A volume of the AANE project is directed by Leonardo Capezzone, associate professor at Sapienza-University of Rome, for which a call for paper is launched:
BEFORE ARCHAELOGY. THE MEANING OF THE PAST IN CLASSICAL AND PRE-MODERN ISLAMIC THOUGHT
The shocking attacks by the would-be Islamic State (Daesh) on the archaeological heritage in Near East seems to be assumed and perceived as an intrinsic – although disconcerting – “muslim” hostility towards anything belonging to a pre-Islamic past. .
In fact, the use of history and the past - or an idea of the history and of the past - is a constant which can be found each time, in the Islamic world, asserting political power and constructing a cultural narrative, focused on the recovery of the past and on the assumption of its meanings in terms of inheritance, legacy and continuation to be addressed to the territories and to the conquered peoples, were intertwined aspects of an empire ideology. Almost all the great imperial achievements, in the history of Islam, drew a principle of legitimacy by articulating a discourse based on continuity and revival of past glories, from the Abbasids to the Ottoman Empire.
Beyond the political and cultural theme of continuity with the past - the latter seen as an ideal, if static, time of classicism to retrieve – a field of investigation still remains largely unexplored, except for isolated studies dedicated to individual places of particular resonance (e.g. the case of Babylon in the essay by Caroline Janssen, Bābil, the City of Witchcraft and Wine. The Name and Fame of Babylon in Medieval Arabic Geographical Texts, Ghent, Univ. of Ghent, 1995): the different ways by which the past appears in the form of object (the ruins, the monument, the inscription); how it shapes, or is concealed in, the landscape ; how the past and the discovery of the antique (as a form of written knowledge) becomes a substantial tool in order to justify, vindicate, legitimize or confirm the overcoming of Islam as a religion of the Book as well as a political rule; how its presence reveals an intrinsic nature capable to questioning that interacts with the present and calls upon the historian as well any cultural operator to an instance of interpretation. These are just a few examples along which investigation may be carried out, but other approaches are welcomed.
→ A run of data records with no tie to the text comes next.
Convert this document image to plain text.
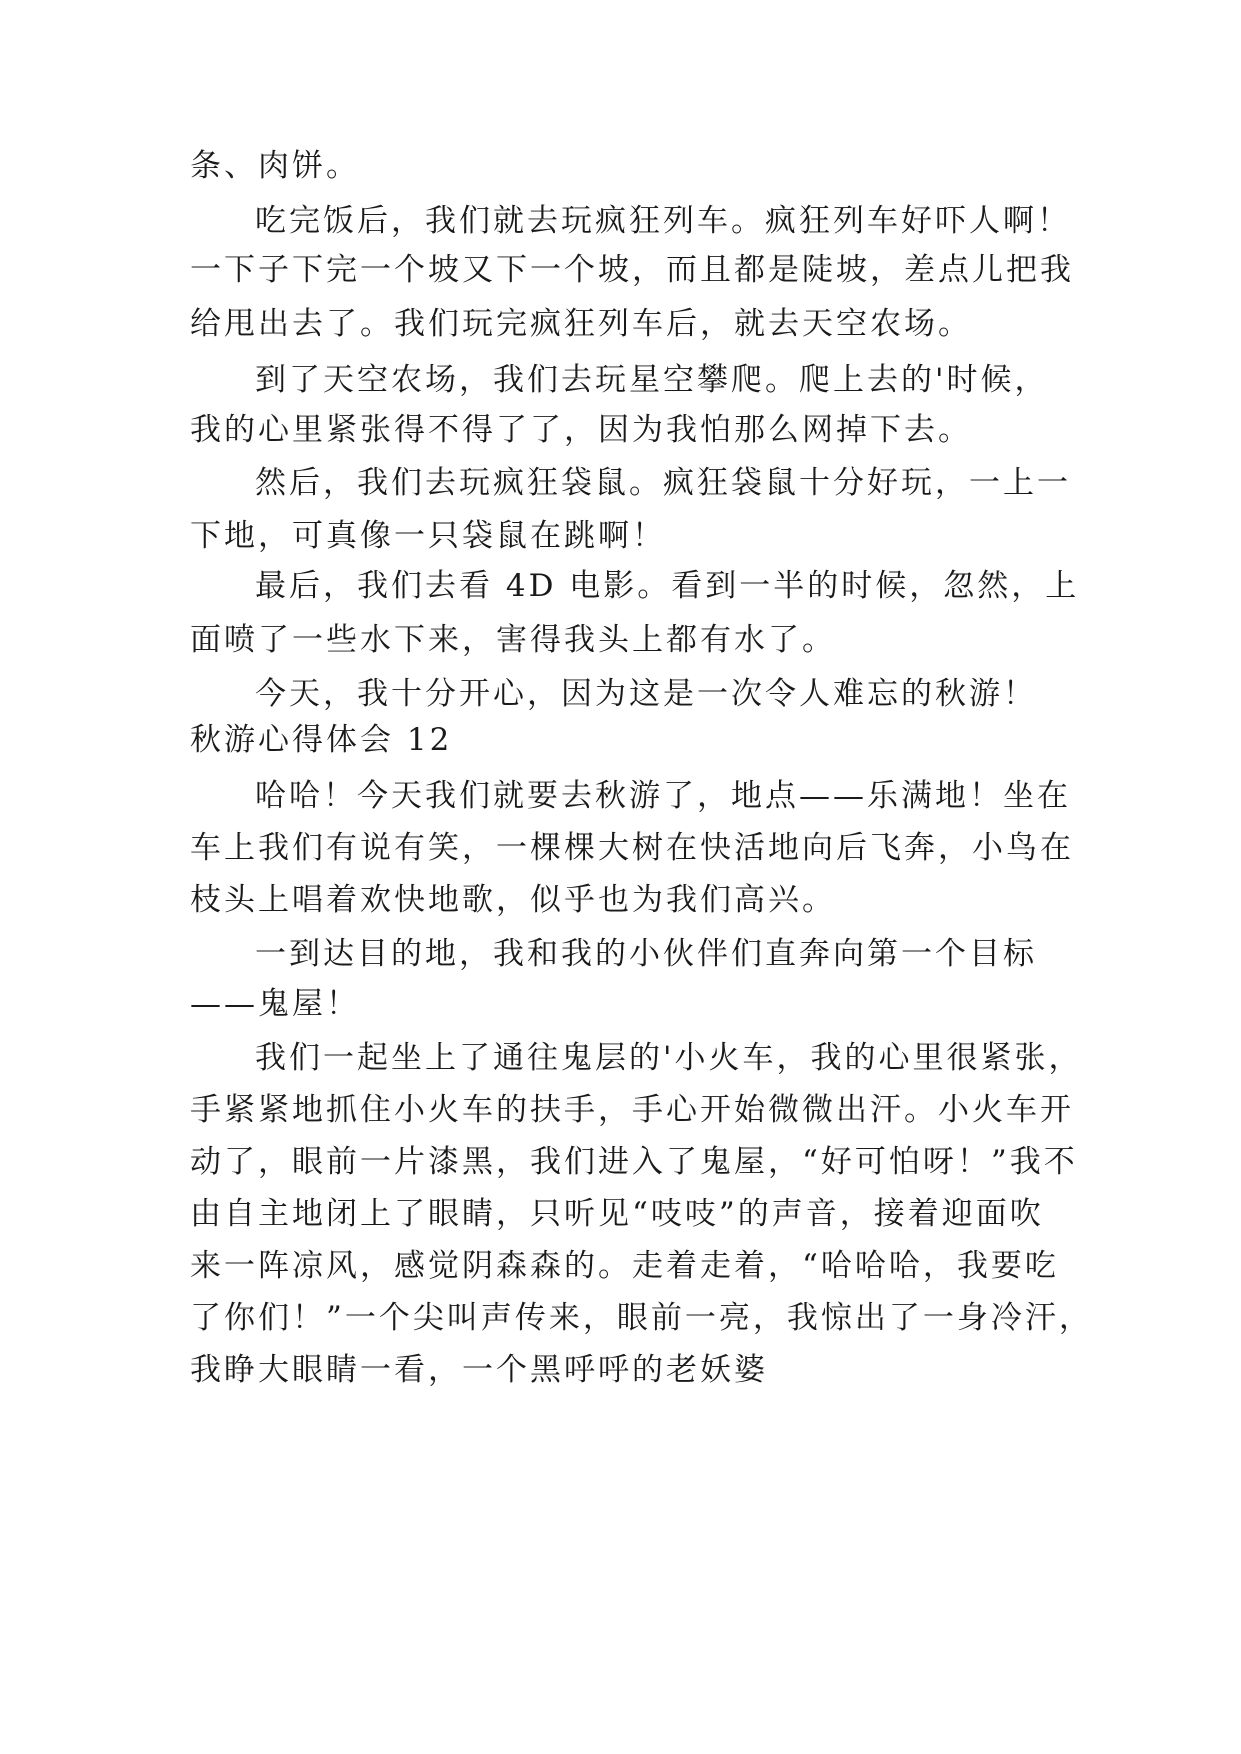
条、肉饼。
吃完饭后，我们就去玩疯狂列车。疯狂列车好吓人啊！
一下子下完一个坡又下一个坡，而且都是陡坡，差点儿把我
给甩出去了。我们玩完疯狂列车后，就去天空农场。
到了天空农场，我们去玩星空攀爬。爬上去的'时候，
我的心里紧张得不得了了，因为我怕那么网掉下去。
然后，我们去玩疯狂袋鼠。疯狂袋鼠十分好玩，一上一
下地，可真像一只袋鼠在跳啊！
最后，我们去看 4D 电影。看到一半的时候，忽然，上
面喷了一些水下来，害得我头上都有水了。
今天，我十分开心，因为这是一次令人难忘的秋游！
秋游心得体会 12
哈哈！今天我们就要去秋游了，地点——乐满地！坐在
车上我们有说有笑，一棵棵大树在快活地向后飞奔，小鸟在
枝头上唱着欢快地歌，似乎也为我们高兴。
一到达目的地，我和我的小伙伴们直奔向第一个目标
——鬼屋！
我们一起坐上了通往鬼层的'小火车，我的心里很紧张，
手紧紧地抓住小火车的扶手，手心开始微微出汗。小火车开
动了，眼前一片漆黑，我们进入了鬼屋，“好可怕呀！”我不
由自主地闭上了眼睛，只听见“吱吱”的声音，接着迎面吹
来一阵凉风，感觉阴森森的。走着走着，“哈哈哈，我要吃
了你们！”一个尖叫声传来，眼前一亮，我惊出了一身冷汗，
我睁大眼睛一看，一个黑呼呼的老妖婆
The volume aims at sampling the multifaceted modalities with which classical and pre-modern Islamic thought has imagined and narrated the past, developing from different points of view – literary, historical, philological, political, religious, or at the level of collective imagination – an intellectual and interpretive attitude to the past, and articulating a complex discourse on antiquity, its memory and its persistence in the cultural and geographical spaces of the Muslim Near East.
The volume will be published by an academic publisher of Sapienza-University of Rome by the year 2020. Contributions will be submitted to a double blind review.
Authors should send a 300-word proposal, along with a short CV, to leonardo.capezzone@uniroma1.it by September 30th, 2017.
The proposals will be reviewed over the following month. The deadline for submitting papers (in English, not exceeding 8 000 words) is September 10th, 2018.